Journaling is related to transactions: file journaling allows a program to "commit" or "rollback" changes performed against data.
Programmers used to deal with transactional databases like PostgreSQL™ and last releases of MySQL™ are already familiar with terms like "commit", "rollback", "data integrity" and so on.
I'll briefly explain these concepts; I'll assume you are a C addicted because libjf is a C library; I'll tend to use C standard I/O instead of POSIX I/O functions because libjf can be ported to non POSIX systems too.
Take a look to this piece of code:
... FILE *file1, *file2; ... fprintf(file1, "Hello "); fprintf(file2, "world!\n"); ...
Yeah, I mean, you'd prefer to write "Hello world!" on the same file (stream), but imagine you have to write 2 records on 2 different files and want to be sure than exactly one of this condition is true:
all the two records are stored on file1, file2
no record is stored on file1, file2
Why should you want this "strange thing"?
Many times you need this behavior: every time you have related information stored in two or more files you have to deal with a "data integrity issue".
File1 contains a "bit map" of used/free records of file2: if file2 contains billions of records, a bit map may improve dramatically the time wasted to look for a free record.

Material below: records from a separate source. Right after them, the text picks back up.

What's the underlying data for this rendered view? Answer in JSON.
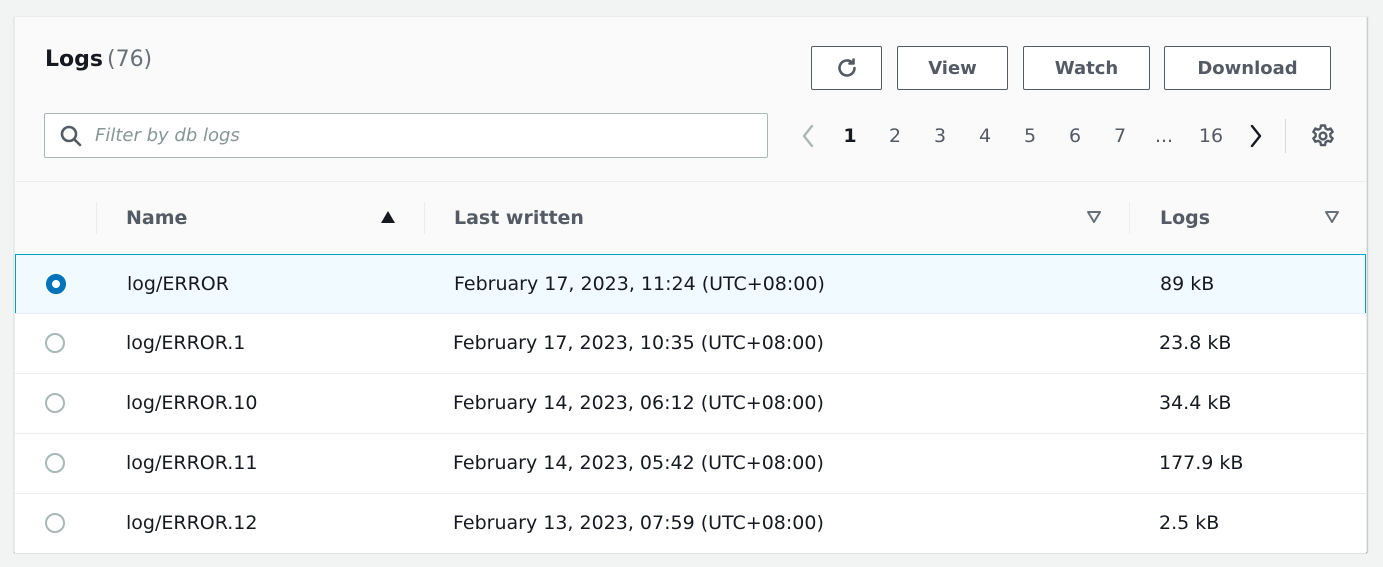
{
  "header": {
    "title": "Logs",
    "count": "(76)"
  },
  "actions": {
    "refresh_icon": "refresh-icon",
    "view_label": "View",
    "watch_label": "Watch",
    "download_label": "Download"
  },
  "search": {
    "placeholder": "Filter by db logs",
    "value": ""
  },
  "pagination": {
    "current": "1",
    "pages": [
      "1",
      "2",
      "3",
      "4",
      "5",
      "6",
      "7",
      "...",
      "16"
    ],
    "prev_icon": "chevron-left-icon",
    "next_icon": "chevron-right-icon",
    "settings_icon": "gear-icon"
  },
  "table": {
    "columns": {
      "name": "Name",
      "last_written": "Last written",
      "logs": "Logs"
    },
    "sort": {
      "column": "name",
      "direction": "ascending"
    },
    "rows": [
      {
        "name": "log/ERROR",
        "last_written": "February 17, 2023, 11:24 (UTC+08:00)",
        "size": "89 kB",
        "selected": true
      },
      {
        "name": "log/ERROR.1",
        "last_written": "February 17, 2023, 10:35 (UTC+08:00)",
        "size": "23.8 kB",
        "selected": false
      },
      {
        "name": "log/ERROR.10",
        "last_written": "February 14, 2023, 06:12 (UTC+08:00)",
        "size": "34.4 kB",
        "selected": false
      },
      {
        "name": "log/ERROR.11",
        "last_written": "February 14, 2023, 05:42 (UTC+08:00)",
        "size": "177.9 kB",
        "selected": false
      },
      {
        "name": "log/ERROR.12",
        "last_written": "February 13, 2023, 07:59 (UTC+08:00)",
        "size": "2.5 kB",
        "selected": false
      }
    ]
  },
  "colors": {
    "accent": "#0073bb",
    "selected_row_bg": "#f1faff",
    "selected_row_border": "#00a1c9"
  }
}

File1 and file2 contents are strongly related and "data integrity issue" must be solved before your application reach "production status".
File1 contains "ack pending packets", file2 contains "OK packets": when an ack arrives, a record must be deleted from file1 and a record must be stored on file2. File1 and file2 are strongly related.
Sometimes, "data integrity issue" can be workarounded with a different data organization, sometimes every workaround exploits one or more "race condition" and the "data integrity issue" must be solved.
Come back to our code:
... fprintf(file1, "Hello "); fprintf(file2, "world!\n"); ...
C standard I/O supplies a function can be used to flush application
buffers and signal operating system a write must be performed:
fflush
; please pay attention there is
no warranty
data are stored on block device (hard disk) at
fflush
end (we will explain this later).
We can try to insert fflush
in our program:
... [A] fprintf(file1, "Hello "); [B] fprintf(file2, "world!\n"); [C] fflush(file1); [D] fflush(file2); [E] ...
Now we can analyze what happens if the program is interrupted, for example with a POSIX signal, at step [A], [B], ... [E]
we are 100% sure files have not been updated
file2 has not been updated, file1 might be updated (it depends from
buffer status, calling fflush
is not a must to
start buffer flushing)
file1 might be updated, file2 might be updated
file1 has been updated, file2 might be updated
file1 and file2 have been updated.
Even if we supposed data are flushed only by fflush
(this is generally not true!), we could
not workaround the integrity issue of
step D.
What about POSIX I/O?
Using POSIX I/O implies usage of write
instead of
fprintf
and fsync
/
fdatasync
instead of fflush
.
The functions do not perform the same actions because
POSIX I/O does not use an application side buffer
and fsync
/fdatasync
guarantees
data are stored on block device (hard disk), but the
"data integrity issue", in the event of a system crash, is
the same:
... int fd1, fd2; const char *str1 = "Hello "; const char *str2 = "world!\n"; ... [A] write(fd1, str1, strlen(str1)); [B] write(fd2, str2, strlen(str2)); [C] fsync(fd1); [D] fsync(fd2); [E] ...
The "data integrity issue" at step D has a pattern like the example based on C standard I/O.
Our examples show there are two type of matters:
I/O functions (fprintf
,
write
, ...) do
not specify at what time file
update happens: it may be any time between
fprintf
(write
) and
fflush
(fsync
/
fdatasync
)
there is not an atomic "flush"/"sync" function for 2 or more streams/file descriptors
Our previous examples showed us some typical data integrity issues that need a transactional tool to be solved.
There are situations that can benefit from a transactional support even when only one file is used; the best examples are text editors, office applications (word processors, spreadsheets, ...), configuration editors, and more...
All around the world there are programs writing many copies of the same file and checking file integrity at start-up to assure the text/document/configuration is consistent and is not affected by the consequences of an application/system crash. All that stuff might be replaced by a transactional tool like libjf.